Tasavvufta Örgütlenme Ve Kurumlaşma Dönemi

Tasavvufta Örgütlenme
Tasavvufun ferdî yönü daha önemli olmakla beraber sosyal yönü de küçümsenmeyecek kadar önemlidir. Tasavvufî hayatın bazı biçimlerini bireyler
tek başına yaşar. Fakat bu hayat, bu konunun uzmanları, hocaları ve üstatları olan şeyhlerden ve mürşidlerden öğrenilir. Bu öğrenmede mürid ve
tâlip denilen öğrencilerin üstatlarıyla birlikte bulunmaları, mânevî hayatı
beraber yaşamaları şarttır. Çünkü tasavvufî hayat tıpkı birçok sanat gibi
egzersizler ve pratiklerle öğrenilir.
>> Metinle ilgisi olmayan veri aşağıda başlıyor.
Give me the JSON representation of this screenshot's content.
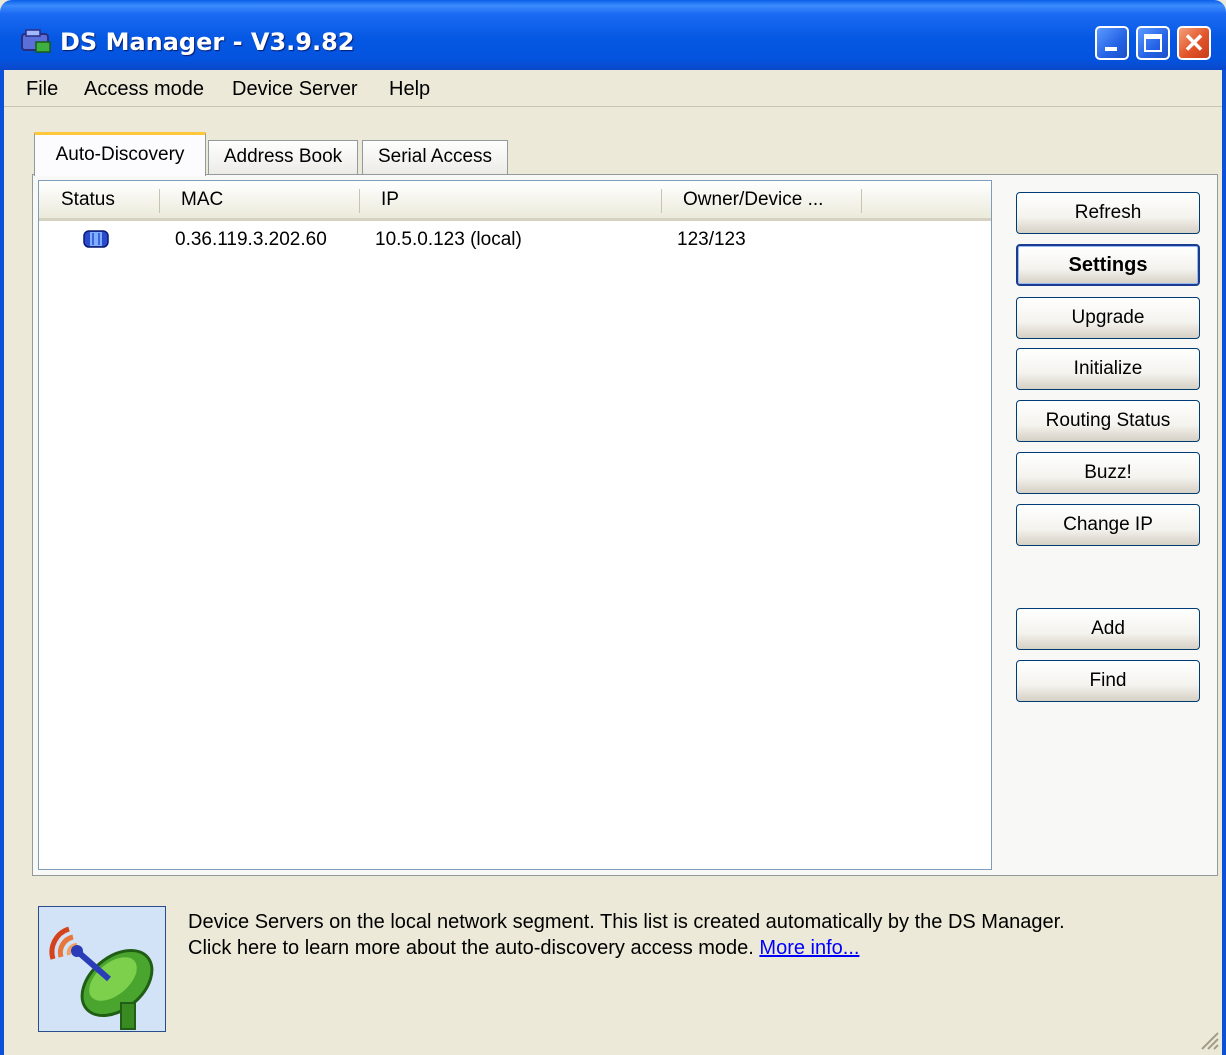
{
  "window": {
    "title": "DS Manager - V3.9.82"
  },
  "menu": [
    "File",
    "Access mode",
    "Device Server",
    "Help"
  ],
  "tabs": [
    {
      "label": "Auto-Discovery",
      "active": true
    },
    {
      "label": "Address Book",
      "active": false
    },
    {
      "label": "Serial Access",
      "active": false
    }
  ],
  "list": {
    "columns": [
      "Status",
      "MAC",
      "IP",
      "Owner/Device ..."
    ],
    "rows": [
      {
        "status_icon": "device-server-icon",
        "mac": "0.36.119.3.202.60",
        "ip": "10.5.0.123 (local)",
        "owner_device": "123/123"
      }
    ]
  },
  "buttons": {
    "refresh": "Refresh",
    "settings": "Settings",
    "upgrade": "Upgrade",
    "initialize": "Initialize",
    "routing_status": "Routing Status",
    "buzz": "Buzz!",
    "change_ip": "Change IP",
    "add": "Add",
    "find": "Find"
  },
  "info": {
    "icon": "satellite-dish-icon",
    "line1": "Device Servers on the local network segment. This list is created automatically by the DS Manager.",
    "line2_prefix": "Click here to learn more about the auto-discovery access mode.",
    "link_text": "More info..."
  },
  "colors": {
    "titlebar": "#0558e3",
    "link": "#0000ff",
    "default_button_border": "#1a3d8f"
  }
}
Bunun için de birliktelik ve beraberlik
esastır. İşte bu durum hem zaman zaman mürşidlerin ve üstatların bir araya
gelerek yaşadıkları mânevî ve derunî deneyler konusunda fikir alışverişinde
bulunmalarını ve vardıkları sonuçları aralarında müzakere etmelerini gerektirir, hem de müridlerin mürşidlerinin gözetiminde ve denetiminde bulunmalarını zorunlu kılar. Bu sebeple baştan beri sûfîler sohbet denilen bir birlikteliğe büyük önem vermişlerdir. İlk zamanlarda şeyhlere daha çok üstat
ve sohbet şeyhi, müridlere de sâhip (sohbette bulunan, sohbete katılan) deniliyordu. Böylece üstatlar çevresinde toplanan ve sohbetlere devam eden
sâhipler, yani müridler birer cemaat oluşturuyordu. Bu cemaatlerin yaptıkları
sohbetlerin çoğu halka açık olmakla beraber bazı sohbetlere yabancılar
alınmıyordu. Ancak belli bir mertebeye ulaşan müridler bu sohbetlere kabul
ediliyordu. Cüneyd-i Bağdâdî, "Biz tasavvuf sohbetlerini kapalı kapıların
ardında yapardık" derken bu hususu anlatıyordu. İşte bu gizlilik tasavvuftaki sırrı, yani gizemi meydana getirir. Tasavvufî hayatın belli bir aşamasında mutlaka bir gizem söz konusudur. Bazan müridlere göre yabancılar
için, bazan üstatlara göre müridler için bir gizem, yani yabancılara göre müridlerin, müridlere göre üstadın az çok gizemli bir yönü vardır. Bundan daha
önemlisi ilâhî sırdır. Tasavvuf bir bakıma, imkân ölçüsünde rubûbiyyetin sırlarına âşina olmayı amaçlar. Tasavvuf sohbetlerinin müridlere edep ve
erkân öğreten, onları terbiye eden, ahlâklarını güzelleştiren yönü kadar söz
konusu esrarengiz yönü de önemlidir. Gizliliğin sebebi, mânevî alt yapısı
bakımından eksik olanların yanlış anlama ve sapmalarını engellemektir.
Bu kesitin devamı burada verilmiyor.